NIGERIA’S central bank on Tuesday hiked its key lending rate four months after lowering it, as Africa’s largest economy navigates a perilous combination of record inflation and the worst growth in 17 years.

Governor Godwin Emefiele said the bank would lift the rate to 12%, up one percentage point. That is meant to curb inflation, which rose to a three-year high of 11.4%, last month: "The balance of risk should be tilted toward price stability," he said.

His announcement reflected a deepening crisis in Nigeria, which is Africa’s largest oil exporter and most populous nation. The rate hike wasn’t expected by many analysts; in November, the bank had lowered rates by two percentage points, hoping to stimulate an economy that grew just 2.8% last year, the slowest rate since 1999.

"The move caught me by surprise," said Manji Cheto, vice-president of London researcher Teneo Intelligence. "The way I read this decision is that the (bank) is signalling that its previous decision to loosen may have been premature and consequently, this is a corrective measure."

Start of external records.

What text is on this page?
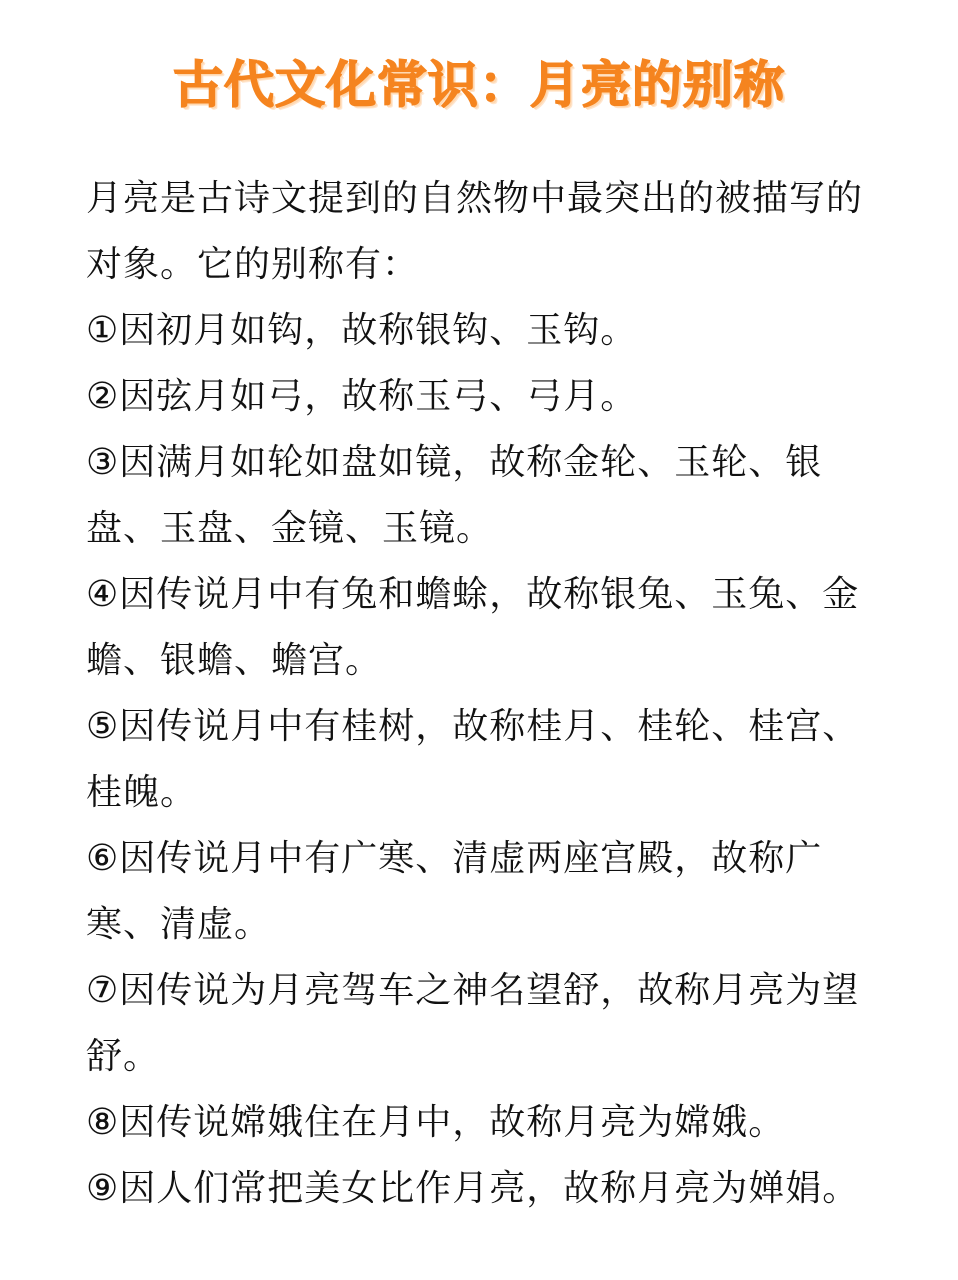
古代文化常识：月亮的别称

月亮是古诗文提到的自然物中最突出的被描写的对象。它的别称有：

①因初月如钩，故称银钩、玉钩。

②因弦月如弓，故称玉弓、弓月。

③因满月如轮如盘如镜，故称金轮、玉轮、银盘、玉盘、金镜、玉镜。

④因传说月中有兔和蟾蜍，故称银兔、玉兔、金蟾、银蟾、蟾宫。

⑤因传说月中有桂树，故称桂月、桂轮、桂宫、桂魄。

⑥因传说月中有广寒、清虚两座宫殿，故称广寒、清虚。

⑦因传说为月亮驾车之神名望舒，故称月亮为望舒。

⑧因传说嫦娥住在月中，故称月亮为嫦娥。

⑨因人们常把美女比作月亮，故称月亮为婵娟。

Low oil prices have put Nigeria in a bind. The country of 184-million, which has been among Africa’s fastest-growing economies over the last decade, now finds itself caught between rising inflation and tumbling growth. The central bank, which earns nearly all its foreign exchange from oil, is in particular trouble. Over the past year, it has watched reserves fall 20%, in tandem with crashing oil prices.

To preserve the $28bn of reserves remaining, the bank has introduced increasingly strict rules governing which businesses can buy dollars, and where. That has contributed to a deepening dollar scarcity. Manufacturers say they cannot find the dollars they need to buy spare parts, so some have closed. Local banks have said they’re struggling to pay off foreign lenders, and three have recently announced profit warnings. Three others have announced large layoffs.

The consequences have also been hard on ordinary Nigerians. Just outside the central bank itself, in the capital of Abuja on Tuesday, drivers lined up for hours at the few petrol stations still open. The central bank’s restrictions have also made it difficult for petrol stations to import fuel.

At one pump queue, tax driver Musa Gado had spent six hours lined up for petrol: "This Central Bank of Nigeria policy is wickedness," he said. "For God’s sake. I have been hear since morning. I have not worked for the whole of today. I don’t even know how I will feed my family."